In studies of spinal tuberculosis, 65.5% of patients were found to have paravertebral abscesses [12]. The enhancement pattern of a paravertebral abscess is typically characterized by annular enhancement with smooth margins (Figure 1q), which did not apply to our case. Furthermore, the enhancement of tuberculous abscesses may appear diffuse and homogeneous, presenting as thin, thick, smooth, or nodular enhancements [1], which aligns with our case (Figures 1d, 1e, and 1f). Another factor contributing to our misdiagnosis was that classical spinal tuberculosis bone destruction predominantly occurs in the anterior column of adjacent vertebrae [10, 13], similar to the situation in this patient (Figures 1a, 1b, 1c, 1d, and 1h). Generally, disk disruption is a typical sign of spinal tuberculosis, but this patient exhibited only limited mild intervertebral space narrowing on MRI (Figure 1a,d). Additionally, reduced vascularization of intervertebral disks in elderly patients may obscure disk involvement, further complicating diagnosis [14], as was the case with our 68-year-old female patient.
In this case, CT and MRI imaging demonstrated typical features consistent with spinal tuberculosis, including destruction of the adjacent vertebral body, annular enhancement of the paravertebral mass, and localized narrowing of the intervertebral disk space. We maintained our diagnosis of spinal tuberculosis until histopathological examination revealed our misdiagnosis (Figures 1k, 1l, 1m, and 1n).

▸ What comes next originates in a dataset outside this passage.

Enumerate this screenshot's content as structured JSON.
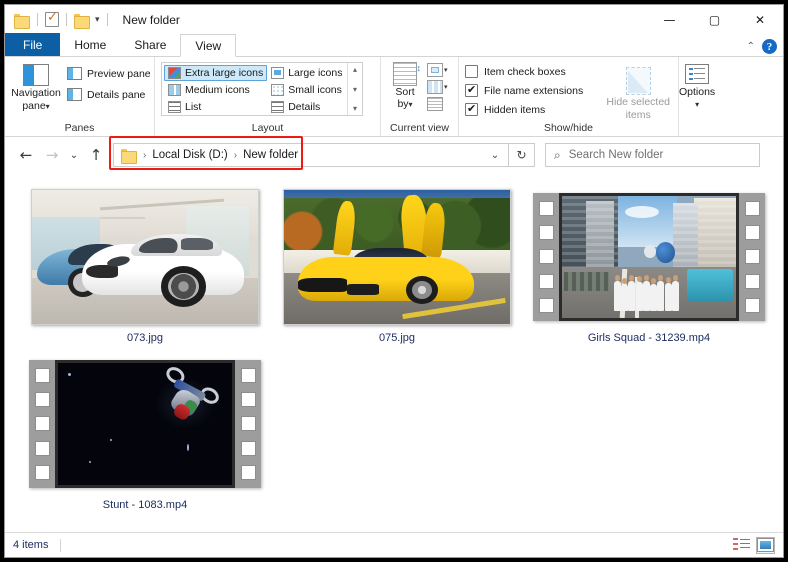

Liposarcoma is the second most common soft tissue sarcoma [15]. The recent 2020 update of the WHO classification of soft tissue sarcomas classified liposarcomas into five subtypes: well-differentiated, dedifferentiated, myxoid, pleomorphic, and myxoid pleomorphic [16]. DDLS was first introduced by Evans et al. in 1979 as a high-grade, nonlipogenic sarcoma [17]. It is most commonly seen in the retroperitoneum but can occur at other sites in the body [18]. The spine is a rare site for such tumors, and we have encountered only 12 case reports of imaging presentations that show vertebral bone destruction or disk involvement [2, 3, 19] (Figures 1r, 1s, 1t, and 1u). We found no prior reports of vertebral liposarcoma accompanied by paravertebral abscess formation, which contributed to our initial misdiagnosis. The imaging findings strongly suggest a diagnosis of spinal tuberculosis, although pathology ultimately confirmed DDLS (Figures 1k, 1l, 1m, and 1n).
Determining whether the tumor originated in the paravertebral area or the vertebral body was challenging. We considered the paravertebral mass as the primary lesion, as it encircled the artery, and the vertebral bone destruction was primarily anterior. Consequently, we diagnosed this case as retroperitoneal DDLS.
The differential diagnosis between spinal tuberculosis and tumors can vary across different regions due to the differing incidence of these diseases and may even be misdiagnosed or overlooked due to inertia [10]. The typical imaging presentation and clinical signs strongly suggest tuberculous spondylitis, particularly in developing countries where tuberculosis remains prevalent. However, the pseudo “paravertebral abscess” presented in this case may represent an unusual manifestation of a poorly differentiated liposarcoma invading the spine and is likely to be misdiagnosed due to the similarities in imaging. Histological and immunohistochemical examinations are essential for accurate final diagnoses and further treatment decisions.